El relato hispano sostenido en un complejo de segundón, por un lado, y en una literatura que convierte en hechos las fábulas, por otro, tiene demasiado recorrido para catalogarlo como una fiebre pasajera. Durante años soportamos los bulos sobre la razia de Gernika, las derivadas de la conquista del Reino de Nafarroa, el euskara como una lengua importada amén de su incapacidad para la modernidad y, en época más reciente, por ejemplo, los miles de torturas, convertidas en una excepción policial, y en una norma emanada de un supuesto libro de estilo que nadie ha encontrado. El verdugo se convierte en víctima. Euskal Herria es pura invención y, si me apuran, los vascos sufren una patología especial por ser tardíamente cristianizados. Las leyendas de Viriato y El Cid Campeador se trasmutan en textos para la escuela, mientras que la prohibición del islam fue una «reconquista» y la sublevación fascista de 1936 una «cruzada nacional». América no fue conquistada, sino «evangelizada».
 
No se trata, como parece, de relatos conspiranoicos, sino de una naturaleza apegada a un concepto excluyente y único de nación. Todo lo que se distancia de esa línea es «leyenda negra», una campaña para menoscabar la imagen de España. Y ese es precisamente un gran lastre para la periferia, tanto la externa (el calificado como «separatismo»), como para interna («los rojos de toda la vida»). Ya lo dijo con sorna el cómico Gila: «El hombre descenderá del mono, pero el español no». Lo que, llevado al extremo, nos convierte a los disidentes en simios evolucionados, pero simios, a fin de cuentas.

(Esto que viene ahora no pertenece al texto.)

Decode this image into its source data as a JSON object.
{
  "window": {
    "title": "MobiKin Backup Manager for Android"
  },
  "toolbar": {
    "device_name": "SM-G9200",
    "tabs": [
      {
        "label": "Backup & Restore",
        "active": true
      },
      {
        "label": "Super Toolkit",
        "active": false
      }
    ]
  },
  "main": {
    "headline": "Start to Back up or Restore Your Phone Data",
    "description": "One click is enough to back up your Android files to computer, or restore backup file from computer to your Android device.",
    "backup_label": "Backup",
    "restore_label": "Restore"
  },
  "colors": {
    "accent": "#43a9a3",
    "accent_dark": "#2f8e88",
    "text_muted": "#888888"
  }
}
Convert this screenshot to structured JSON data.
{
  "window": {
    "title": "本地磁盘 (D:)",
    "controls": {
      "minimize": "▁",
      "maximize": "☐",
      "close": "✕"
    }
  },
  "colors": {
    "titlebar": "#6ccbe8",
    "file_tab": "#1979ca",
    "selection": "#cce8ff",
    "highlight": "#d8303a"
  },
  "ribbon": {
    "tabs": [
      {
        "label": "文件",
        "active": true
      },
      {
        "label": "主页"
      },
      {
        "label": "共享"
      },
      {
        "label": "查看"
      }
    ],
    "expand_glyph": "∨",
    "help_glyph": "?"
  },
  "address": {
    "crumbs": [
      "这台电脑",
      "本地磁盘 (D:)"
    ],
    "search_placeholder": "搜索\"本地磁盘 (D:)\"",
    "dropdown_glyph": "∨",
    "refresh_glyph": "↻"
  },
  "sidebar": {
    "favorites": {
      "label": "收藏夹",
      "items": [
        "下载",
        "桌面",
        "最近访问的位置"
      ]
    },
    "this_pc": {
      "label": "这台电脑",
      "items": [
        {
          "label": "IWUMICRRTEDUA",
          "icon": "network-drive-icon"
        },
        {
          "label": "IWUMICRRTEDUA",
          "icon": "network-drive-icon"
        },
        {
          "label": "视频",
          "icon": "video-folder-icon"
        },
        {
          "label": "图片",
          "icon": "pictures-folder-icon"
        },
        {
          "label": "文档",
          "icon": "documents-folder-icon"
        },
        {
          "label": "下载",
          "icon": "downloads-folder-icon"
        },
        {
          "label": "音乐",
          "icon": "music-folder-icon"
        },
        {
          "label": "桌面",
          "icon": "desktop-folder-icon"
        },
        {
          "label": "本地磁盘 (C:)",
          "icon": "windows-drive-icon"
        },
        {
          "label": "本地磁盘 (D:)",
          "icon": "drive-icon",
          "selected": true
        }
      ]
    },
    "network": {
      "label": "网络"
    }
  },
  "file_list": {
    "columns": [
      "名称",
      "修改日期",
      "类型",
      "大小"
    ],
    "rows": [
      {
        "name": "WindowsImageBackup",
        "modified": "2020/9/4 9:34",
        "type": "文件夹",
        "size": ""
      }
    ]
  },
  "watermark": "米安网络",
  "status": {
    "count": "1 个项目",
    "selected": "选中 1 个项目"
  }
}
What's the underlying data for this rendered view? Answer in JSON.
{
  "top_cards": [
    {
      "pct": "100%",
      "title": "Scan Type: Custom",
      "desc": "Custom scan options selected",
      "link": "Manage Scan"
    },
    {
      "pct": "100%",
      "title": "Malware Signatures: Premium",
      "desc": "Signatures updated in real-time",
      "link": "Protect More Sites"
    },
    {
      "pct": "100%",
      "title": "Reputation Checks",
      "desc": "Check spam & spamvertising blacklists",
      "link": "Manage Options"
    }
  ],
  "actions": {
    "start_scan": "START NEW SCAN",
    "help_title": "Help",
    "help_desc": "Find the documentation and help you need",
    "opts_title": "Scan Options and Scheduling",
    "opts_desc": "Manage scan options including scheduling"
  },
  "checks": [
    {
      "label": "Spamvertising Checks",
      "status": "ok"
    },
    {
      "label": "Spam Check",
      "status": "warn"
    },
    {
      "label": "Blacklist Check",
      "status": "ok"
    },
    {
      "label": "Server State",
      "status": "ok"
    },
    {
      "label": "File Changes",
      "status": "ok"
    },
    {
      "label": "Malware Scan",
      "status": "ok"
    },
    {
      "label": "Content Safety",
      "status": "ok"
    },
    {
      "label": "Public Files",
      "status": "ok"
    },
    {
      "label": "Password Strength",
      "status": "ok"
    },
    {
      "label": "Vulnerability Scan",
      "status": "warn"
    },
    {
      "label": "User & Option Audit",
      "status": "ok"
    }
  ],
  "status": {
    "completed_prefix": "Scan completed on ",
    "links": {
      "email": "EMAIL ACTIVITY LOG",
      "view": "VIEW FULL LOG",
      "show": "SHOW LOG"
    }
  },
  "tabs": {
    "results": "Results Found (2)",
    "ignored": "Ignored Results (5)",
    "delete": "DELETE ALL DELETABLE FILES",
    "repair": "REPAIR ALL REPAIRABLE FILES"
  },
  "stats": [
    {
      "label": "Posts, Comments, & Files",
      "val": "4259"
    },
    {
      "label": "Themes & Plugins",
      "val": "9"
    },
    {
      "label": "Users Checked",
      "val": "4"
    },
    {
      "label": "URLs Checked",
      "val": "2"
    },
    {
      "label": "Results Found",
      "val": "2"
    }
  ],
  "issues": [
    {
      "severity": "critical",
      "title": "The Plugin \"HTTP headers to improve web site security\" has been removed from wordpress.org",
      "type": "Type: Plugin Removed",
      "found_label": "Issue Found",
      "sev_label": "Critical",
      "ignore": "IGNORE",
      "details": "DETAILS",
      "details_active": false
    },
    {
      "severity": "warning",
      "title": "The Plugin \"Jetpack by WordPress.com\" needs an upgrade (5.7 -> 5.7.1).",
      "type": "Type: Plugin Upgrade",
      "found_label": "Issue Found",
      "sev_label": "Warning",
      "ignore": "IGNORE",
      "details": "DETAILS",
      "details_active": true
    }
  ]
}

Viene a cuento esta reflexión sonora con el relato del tiranicidio que citaba líneas atrás. Las marcas que han definido la acción de ETA de 1973, la que provocó un revolcón entre las familias franquistas y la pugna por asomar la cabeza más que el de al lado, se han difuminado para obtener varios objetivos que acoplen aquel atentado y la desaparición del Ogro, en una crónica acorde con esa naturaleza tergiversadora. El Madrid azul convirtió, ya hace tiempo, la historia cercana y lejana en un instrumento de cohesión propia y en arma de guerra. Algo que invalida su credibilidad. Pero, ¿quién tiene instrumentos tan poderosos como los del Estado para contradecirles?

Para los fabuladores de la historia, el tiranicidio se ha transformado, por arte de birlibirloque, en una maquinación urdida por el Departamento de Estado de Washington que utilizó a la CIA como brazo transmisor y a ETA como ejecutor. El puente entre Nixon y los etarras fue Henry Kissinger, que llegó a la capital hispana dos días antes de la muerte de Carrero con la intención de dar el okey al magnicidio. La realidad es otra. Kissinger arribó a Madrid, como escala antes de su reunión en París con Le Duc Tho para retomar los acuerdos de paz de Vietnam que su Estado no respetaba. Y la escala en Madrid tenía como objetivo (lean las notas de la embajada de EEUU) aplacar la histórica alianza hispano-árabe en la guerra de Yom Kippur, fruto de la conquista previa de Israel de los territorios de Sinaí y los Altos del Golán. Aunque hoy pueda parecer lejano, España era antijudía y las primeras relaciones diplomáticas con Israel las estableció Felipe González, ya en 1986. Vamos a dar, sin embargo y por un instante, validez al complot: la CIA planeó la muerte del Ogro.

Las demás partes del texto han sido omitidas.